Until now, metal substrates for industrial use have been subjected to chemical conversion treatment for treating the base surface to improve corrosion resistance and adhesion. However, chemical conversion treatment solutions contain large amounts of various ionic components, as well as large amounts of heavy metal components, such as zinc, nickel, and manganese, to improve the properties of the resulting chemical conversion coating film.
When electrodeposition coating is performed using a cationic electrodeposition coating composition directly after the chemical conversion treatment, it is known that excess chemical conversion treatment solution adhered to or deposited on the metal substrate adversely affects the electrodeposition coatability, finished appearance, corrosion resistance, and the like.

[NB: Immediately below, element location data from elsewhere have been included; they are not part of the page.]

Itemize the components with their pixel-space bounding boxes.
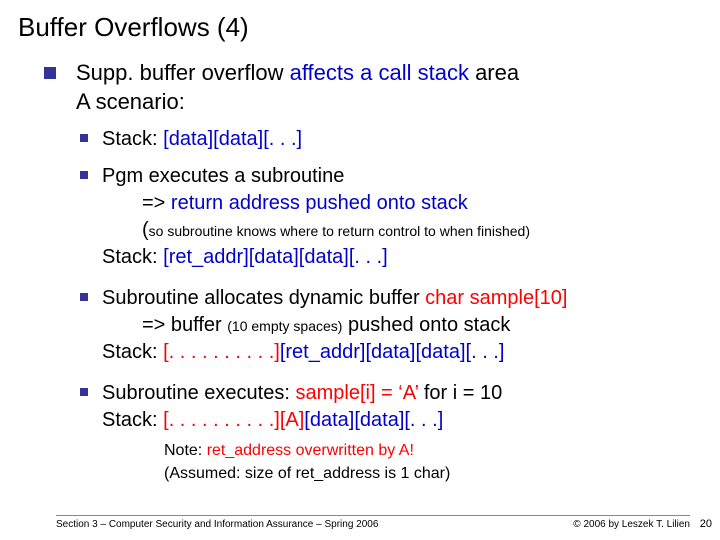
slide-title: Buffer Overflows (4) [0, 0, 720, 59]
line1: Pgm executes a subroutine [102, 165, 344, 187]
note-red: ret_address overwritten by A! [207, 442, 414, 459]
overwritten-a: [A] [280, 409, 304, 431]
stack-after-push: [ret_addr][data][data][. . .] [163, 246, 388, 268]
slide-body: Supp. buffer overflow affects a call sta… [0, 59, 720, 485]
stack-label: Stack: [102, 246, 163, 268]
l1a: Subroutine allocates dynamic buffer [102, 287, 425, 309]
note-label: Note: [164, 442, 207, 459]
char-sample: char sample[10] [425, 287, 567, 309]
label: Stack: [102, 128, 163, 150]
bullet-pgm-exec: Pgm executes a subroutine => return addr… [80, 163, 680, 271]
stack-label: Stack: [102, 409, 163, 431]
buf-slots: [. . . . . . . . . .] [163, 341, 280, 363]
note-block: Note: ret_address overwritten by A! (Ass… [164, 440, 680, 485]
ret-pushed: return address pushed onto stack [171, 192, 468, 214]
bullet-icon [80, 293, 88, 301]
footer: Section 3 – Computer Security and Inform… [56, 515, 690, 530]
buf-slots: [. . . . . . . . . .] [163, 409, 280, 431]
l2a: => buffer [142, 314, 227, 336]
text: Stack: [data][data][. . .] [102, 126, 302, 153]
intro-pre: Supp. buffer overflow [76, 60, 290, 85]
bullet-overflow-write: Subroutine executes: sample[i] = ‘A’ for… [80, 380, 680, 434]
bullet-stack-initial: Stack: [data][data][. . .] [80, 126, 680, 153]
bullet-intro: Supp. buffer overflow affects a call sta… [44, 59, 680, 116]
stack-rest: [ret_addr][data][data][. . .] [280, 341, 505, 363]
text: Pgm executes a subroutine => return addr… [102, 163, 530, 271]
buf-empty: (10 empty spaces) [227, 318, 342, 334]
note-assume: (Assumed: size of ret_address is 1 char) [164, 465, 450, 482]
stack-rest: [data][data][. . .] [304, 409, 443, 431]
arrow: => [142, 192, 171, 214]
text: Subroutine allocates dynamic buffer char… [102, 285, 567, 366]
bullet-icon [80, 388, 88, 396]
l2c: pushed onto stack [342, 314, 510, 336]
bullet-icon [80, 134, 88, 142]
bullet-icon [44, 67, 56, 79]
stack-label: Stack: [102, 341, 163, 363]
sample-assign: sample[i] = ‘A’ [295, 382, 418, 404]
note-small: so subroutine knows where to return cont… [149, 223, 530, 239]
l1c: for i = 10 [418, 382, 502, 404]
bullet-icon [80, 171, 88, 179]
footer-right: © 2006 by Leszek T. Lilien [573, 519, 690, 530]
bullet-alloc-buffer: Subroutine allocates dynamic buffer char… [80, 285, 680, 366]
paren: ( [142, 219, 149, 241]
page-number: 20 [700, 518, 712, 530]
stack-data: [data][data][. . .] [163, 128, 302, 150]
intro-text: Supp. buffer overflow affects a call sta… [76, 59, 519, 116]
text: Subroutine executes: sample[i] = ‘A’ for… [102, 380, 502, 434]
footer-left: Section 3 – Computer Security and Inform… [56, 519, 378, 530]
intro-affects: affects a call stack [290, 60, 469, 85]
l1a: Subroutine executes: [102, 382, 295, 404]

Therefore, a typical coating line includes a water-washing step, which requires a considerable number of steps and time for degreasing treatment, chemical conversion treatment, first water-washing, second water-washing, pure-water washing, electrodeposition coating, first water-washing, second water-washing, pure-water washing, and bake-drying, as shown in FIG. 1. Furthermore, collection, filtration, treatment, disposal, etc., of wastewater from the water-washing step also require massive equipment and costs.
Patent Literature (PTL) 1 discloses a method for forming a multilayer coating film that enables process-streamlining and space-saving. In this method, electrodeposition coating is performed without performing water-washing after chemical conversion treatment. PTL 1 discloses that even when a chemical conversion treatment solution is brought as a contaminant into an electrodeposition coating composition in the subsequent step, it is possible to obtain a coated article with excellent finished appearance and excellent corrosion resistance, without affecting electrodeposition coatability and coating film properties. However, when water-washing is not performed, and if a solution having an electrical conductivity higher than a certain level is adhered to and/or deposited on the substrate, sufficient corrosion resistance and finished appearance might not be achieved.

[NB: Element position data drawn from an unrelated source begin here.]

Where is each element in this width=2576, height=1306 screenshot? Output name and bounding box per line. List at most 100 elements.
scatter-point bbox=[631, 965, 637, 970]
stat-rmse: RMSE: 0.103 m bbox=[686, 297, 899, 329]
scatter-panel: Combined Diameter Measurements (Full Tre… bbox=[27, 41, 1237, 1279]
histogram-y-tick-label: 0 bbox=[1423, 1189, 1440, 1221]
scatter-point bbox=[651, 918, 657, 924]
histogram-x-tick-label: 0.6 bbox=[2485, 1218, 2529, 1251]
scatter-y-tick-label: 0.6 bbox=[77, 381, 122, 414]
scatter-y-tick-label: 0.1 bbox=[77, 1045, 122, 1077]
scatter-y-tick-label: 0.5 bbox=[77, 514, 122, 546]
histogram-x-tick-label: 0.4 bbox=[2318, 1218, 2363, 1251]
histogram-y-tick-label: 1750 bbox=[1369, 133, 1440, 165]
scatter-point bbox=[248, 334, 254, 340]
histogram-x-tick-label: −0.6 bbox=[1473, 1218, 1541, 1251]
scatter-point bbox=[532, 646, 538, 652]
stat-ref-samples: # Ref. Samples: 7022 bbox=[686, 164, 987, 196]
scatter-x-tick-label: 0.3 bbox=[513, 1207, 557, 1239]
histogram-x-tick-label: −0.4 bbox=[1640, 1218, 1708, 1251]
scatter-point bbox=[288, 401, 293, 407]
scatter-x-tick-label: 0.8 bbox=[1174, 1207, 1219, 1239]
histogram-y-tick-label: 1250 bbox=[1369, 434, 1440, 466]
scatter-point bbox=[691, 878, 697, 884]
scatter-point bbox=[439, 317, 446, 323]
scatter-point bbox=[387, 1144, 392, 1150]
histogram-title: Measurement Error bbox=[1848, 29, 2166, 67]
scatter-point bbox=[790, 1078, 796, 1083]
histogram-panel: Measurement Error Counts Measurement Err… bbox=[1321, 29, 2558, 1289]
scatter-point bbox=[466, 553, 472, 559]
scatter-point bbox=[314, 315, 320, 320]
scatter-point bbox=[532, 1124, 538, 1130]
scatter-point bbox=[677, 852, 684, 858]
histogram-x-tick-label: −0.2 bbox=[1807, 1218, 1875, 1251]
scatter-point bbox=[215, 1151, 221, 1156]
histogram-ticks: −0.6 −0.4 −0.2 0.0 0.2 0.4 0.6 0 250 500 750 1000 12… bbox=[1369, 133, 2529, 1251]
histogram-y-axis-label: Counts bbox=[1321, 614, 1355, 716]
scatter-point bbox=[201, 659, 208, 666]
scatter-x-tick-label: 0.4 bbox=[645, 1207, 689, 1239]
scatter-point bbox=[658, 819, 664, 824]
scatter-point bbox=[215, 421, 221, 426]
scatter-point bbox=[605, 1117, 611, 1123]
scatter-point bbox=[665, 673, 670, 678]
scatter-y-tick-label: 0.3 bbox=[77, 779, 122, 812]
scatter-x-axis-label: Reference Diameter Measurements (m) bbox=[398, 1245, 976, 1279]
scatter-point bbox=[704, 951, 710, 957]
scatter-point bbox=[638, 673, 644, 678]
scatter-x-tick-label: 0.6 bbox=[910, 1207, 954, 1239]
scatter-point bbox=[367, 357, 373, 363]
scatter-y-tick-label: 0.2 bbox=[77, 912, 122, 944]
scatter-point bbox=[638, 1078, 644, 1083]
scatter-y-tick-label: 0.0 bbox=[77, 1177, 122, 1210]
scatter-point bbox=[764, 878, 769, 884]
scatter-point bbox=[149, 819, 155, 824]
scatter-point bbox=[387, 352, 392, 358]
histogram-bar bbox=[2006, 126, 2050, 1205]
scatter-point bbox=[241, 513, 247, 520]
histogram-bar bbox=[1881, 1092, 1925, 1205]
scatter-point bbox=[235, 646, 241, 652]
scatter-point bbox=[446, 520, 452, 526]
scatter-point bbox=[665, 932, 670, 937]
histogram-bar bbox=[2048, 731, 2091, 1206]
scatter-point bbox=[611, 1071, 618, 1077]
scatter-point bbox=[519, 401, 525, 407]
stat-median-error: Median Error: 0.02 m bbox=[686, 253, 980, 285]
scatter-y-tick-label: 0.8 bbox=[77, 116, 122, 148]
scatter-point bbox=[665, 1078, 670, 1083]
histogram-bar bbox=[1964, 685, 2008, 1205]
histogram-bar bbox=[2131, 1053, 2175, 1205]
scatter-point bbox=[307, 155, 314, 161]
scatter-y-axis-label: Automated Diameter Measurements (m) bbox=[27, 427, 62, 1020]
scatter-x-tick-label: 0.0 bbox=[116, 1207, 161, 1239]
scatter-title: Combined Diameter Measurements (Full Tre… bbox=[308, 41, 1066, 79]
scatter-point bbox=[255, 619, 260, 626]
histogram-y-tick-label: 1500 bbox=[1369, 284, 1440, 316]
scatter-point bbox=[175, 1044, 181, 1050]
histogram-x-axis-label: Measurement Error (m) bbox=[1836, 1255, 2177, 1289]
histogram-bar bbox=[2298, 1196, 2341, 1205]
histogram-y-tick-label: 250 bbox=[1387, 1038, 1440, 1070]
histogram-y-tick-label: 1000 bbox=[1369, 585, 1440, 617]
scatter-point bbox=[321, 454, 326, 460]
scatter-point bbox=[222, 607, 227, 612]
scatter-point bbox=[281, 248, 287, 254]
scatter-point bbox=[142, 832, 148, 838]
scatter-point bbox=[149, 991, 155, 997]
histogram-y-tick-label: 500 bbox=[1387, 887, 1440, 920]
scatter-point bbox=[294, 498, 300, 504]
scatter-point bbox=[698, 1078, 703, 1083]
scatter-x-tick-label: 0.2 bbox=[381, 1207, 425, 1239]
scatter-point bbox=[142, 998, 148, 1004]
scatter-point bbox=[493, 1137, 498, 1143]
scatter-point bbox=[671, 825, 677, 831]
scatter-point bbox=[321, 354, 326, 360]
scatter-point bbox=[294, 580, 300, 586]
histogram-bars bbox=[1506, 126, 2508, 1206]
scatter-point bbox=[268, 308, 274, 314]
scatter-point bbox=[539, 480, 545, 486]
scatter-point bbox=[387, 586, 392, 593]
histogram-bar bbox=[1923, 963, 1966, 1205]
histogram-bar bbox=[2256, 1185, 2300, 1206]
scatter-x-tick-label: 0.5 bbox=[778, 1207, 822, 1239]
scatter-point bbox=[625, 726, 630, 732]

Patent Literature (PTL) 2 discloses a method for performing chemical conversion treatment by dipping treatment using an acidic zinc phosphate aqueous solution. In relation to this, PTL 2 defines the sodium ion concentration in the zinc nitrite aqueous solution used as an accelerator. PTL 2 discloses in paragraph [0016] that when the sodium ion concentration is 10,000 ppm on a weight basis in a chemical conversion treatment tank, an excellent chemical conversion coating film is obtained. However, when sodium ions are contained at such a high concentration, the electrical conductivity is also high, and the water-washing step cannot be omitted. It is thus difficult to achieve process-streamlining and space-saving.

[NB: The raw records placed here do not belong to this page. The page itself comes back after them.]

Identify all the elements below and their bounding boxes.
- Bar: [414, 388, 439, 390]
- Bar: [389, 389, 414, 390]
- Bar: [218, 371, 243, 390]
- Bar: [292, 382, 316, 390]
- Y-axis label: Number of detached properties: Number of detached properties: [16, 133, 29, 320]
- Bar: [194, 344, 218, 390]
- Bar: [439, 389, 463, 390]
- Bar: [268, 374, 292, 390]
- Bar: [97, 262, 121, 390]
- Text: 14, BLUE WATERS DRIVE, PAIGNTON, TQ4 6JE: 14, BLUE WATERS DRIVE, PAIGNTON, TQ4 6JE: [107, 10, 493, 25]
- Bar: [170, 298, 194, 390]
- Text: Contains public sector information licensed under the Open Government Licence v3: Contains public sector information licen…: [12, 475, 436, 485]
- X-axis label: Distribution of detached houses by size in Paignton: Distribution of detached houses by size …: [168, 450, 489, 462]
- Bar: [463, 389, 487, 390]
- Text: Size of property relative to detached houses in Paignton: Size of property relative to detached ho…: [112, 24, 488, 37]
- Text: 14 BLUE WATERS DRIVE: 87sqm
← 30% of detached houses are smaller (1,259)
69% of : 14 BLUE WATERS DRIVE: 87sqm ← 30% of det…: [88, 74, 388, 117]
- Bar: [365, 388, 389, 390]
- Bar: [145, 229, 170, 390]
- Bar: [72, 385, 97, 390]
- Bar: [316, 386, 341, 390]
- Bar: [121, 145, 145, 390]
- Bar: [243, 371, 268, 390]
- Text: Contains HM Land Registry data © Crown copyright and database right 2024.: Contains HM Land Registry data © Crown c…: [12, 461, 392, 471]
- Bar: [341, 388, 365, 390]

Patent Literature (PTL 3) discloses a method for chemical conversion treatment that is capable of producing a high-quality chemical conversion film. In relation to this method, PTL 3 discloses in paragraph [0063] that the electrical conductivity of the chemical conversion treatment solution is controlled to about 10 to 200 mS/cm (10,000 to 200,000 μS/cm). When the chemical conversion treatment solution has such a high electrical conductivity, sufficient washing is a necessity, and the washing step cannot be omitted. Therefore, achieving process-streamlining and space-saving is difficult.